Performance tests reports

wds15 · June 16, 2019, 6:01pm

Hi!

First, the automatic performance test reports are great. Here are a few things which we could improve/I have questions:

How to interpret the numbers… I mean is >1 better or <1? I am never sure.
Could the posted report include a link to the actual Jenkins run? Or some reference which makes it easy to find the respective logs? I struggle with that a lot.
Would it be possible to output a few more details like compiler variant, compiler version, os & CPU used?
Would it also be possible to request performance tests to run on a specific platform (linux/macOS/Windows)?

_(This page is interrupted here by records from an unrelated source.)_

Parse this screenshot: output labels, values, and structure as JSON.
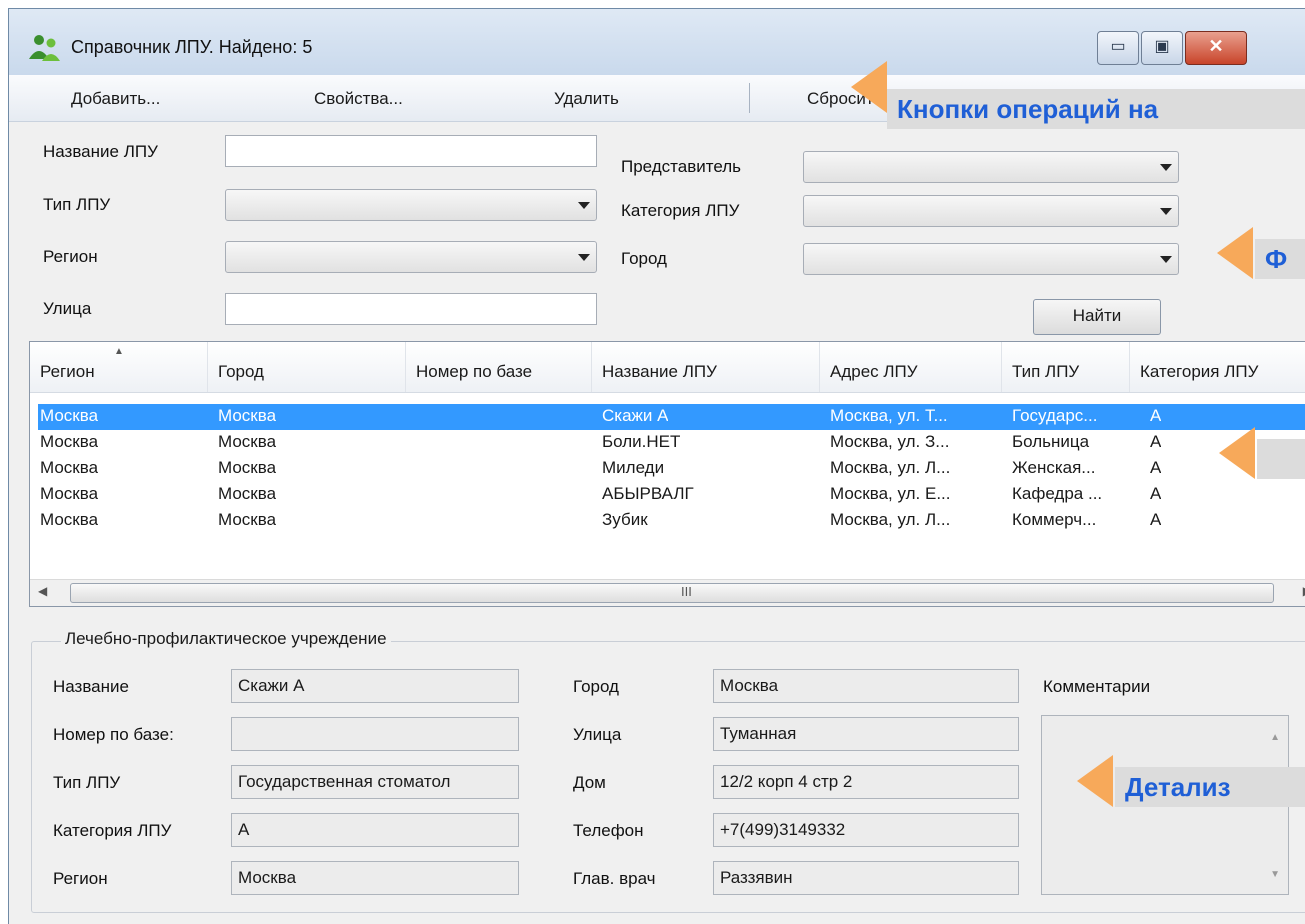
{
  "window": {
    "title": "Справочник ЛПУ. Найдено: 5",
    "min_glyph": "▭",
    "max_glyph": "▣",
    "close_glyph": "✕"
  },
  "toolbar": {
    "add": "Добавить...",
    "properties": "Свойства...",
    "delete": "Удалить",
    "reset": "Сбросить фильтр"
  },
  "callouts": {
    "ops": "Кнопки операций на",
    "filter": "Ф",
    "detail": "Детализ"
  },
  "filter": {
    "name_label": "Название ЛПУ",
    "name_value": "",
    "type_label": "Тип ЛПУ",
    "region_label": "Регион",
    "street_label": "Улица",
    "street_value": "",
    "rep_label": "Представитель",
    "category_label": "Категория ЛПУ",
    "city_label": "Город",
    "find": "Найти"
  },
  "grid": {
    "columns": [
      "Регион",
      "Город",
      "Номер по базе",
      "Название ЛПУ",
      "Адрес ЛПУ",
      "Тип ЛПУ",
      "Категория ЛПУ"
    ],
    "rows": [
      [
        "Москва",
        "Москва",
        "",
        "Скажи А",
        "Москва, ул. Т...",
        "Государс...",
        "А"
      ],
      [
        "Москва",
        "Москва",
        "",
        "Боли.НЕТ",
        "Москва, ул. З...",
        "Больница",
        "А"
      ],
      [
        "Москва",
        "Москва",
        "",
        "Миледи",
        "Москва, ул. Л...",
        "Женская...",
        "А"
      ],
      [
        "Москва",
        "Москва",
        "",
        "АБЫРВАЛГ",
        "Москва, ул. Е...",
        "Кафедра ...",
        "А"
      ],
      [
        "Москва",
        "Москва",
        "",
        "Зубик",
        "Москва, ул. Л...",
        "Коммерч...",
        "А"
      ]
    ],
    "scroll_grip": "III"
  },
  "detail": {
    "group_title": "Лечебно-профилактическое учреждение",
    "name_label": "Название",
    "name_value": "Скажи А",
    "number_label": "Номер по базе:",
    "number_value": "",
    "type_label": "Тип ЛПУ",
    "type_value": "Государственная стоматол",
    "category_label": "Категория ЛПУ",
    "category_value": "А",
    "region_label": "Регион",
    "region_value": "Москва",
    "city_label": "Город",
    "city_value": "Москва",
    "street_label": "Улица",
    "street_value": "Туманная",
    "house_label": "Дом",
    "house_value": "12/2 корп 4 стр 2",
    "phone_label": "Телефон",
    "phone_value": "+7(499)3149332",
    "doctor_label": "Глав. врач",
    "doctor_value": "Раззявин",
    "comments_label": "Комментарии"
  }
}
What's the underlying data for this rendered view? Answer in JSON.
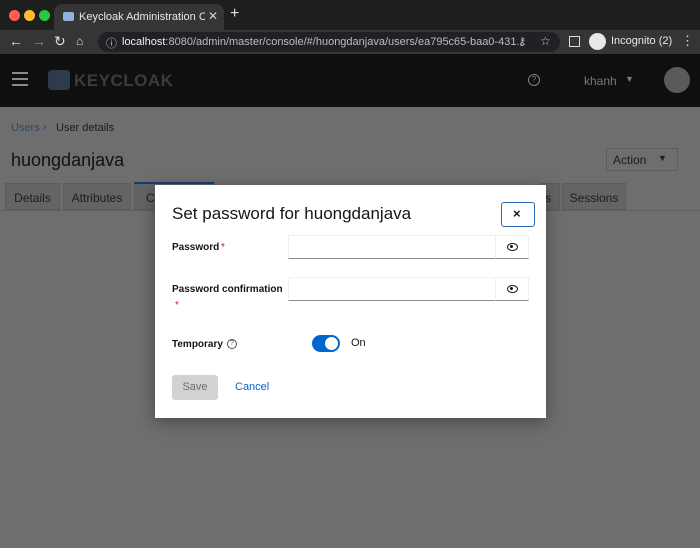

The above is ordered in importance according to my taste, of course.

Best,
Sebastian

seantalts · June 16, 2019, 7:02pm

it’s old / new so higher is better. We can add text to that effect. The next two should also be easy to add (@serban-nicusor can you add this to your list? thanks!) And Nic is already working on the last one as well, but is having some difficulties running the tests on Windows.

stevebronder · June 16, 2019, 9:20pm

Should we report back 1 - old / new. Then it’s just negative number == bad while positive number == good

seantalts · June 17, 2019, 5:18pm

Yeah, I think 1 - new / old is probably what you meant - then if old is 120 seconds and new is 125 seconds we get 1-125/120 = -0.04, so 4% slower. We can also literally add text like “4% slower” and I think we should do that with your formula :)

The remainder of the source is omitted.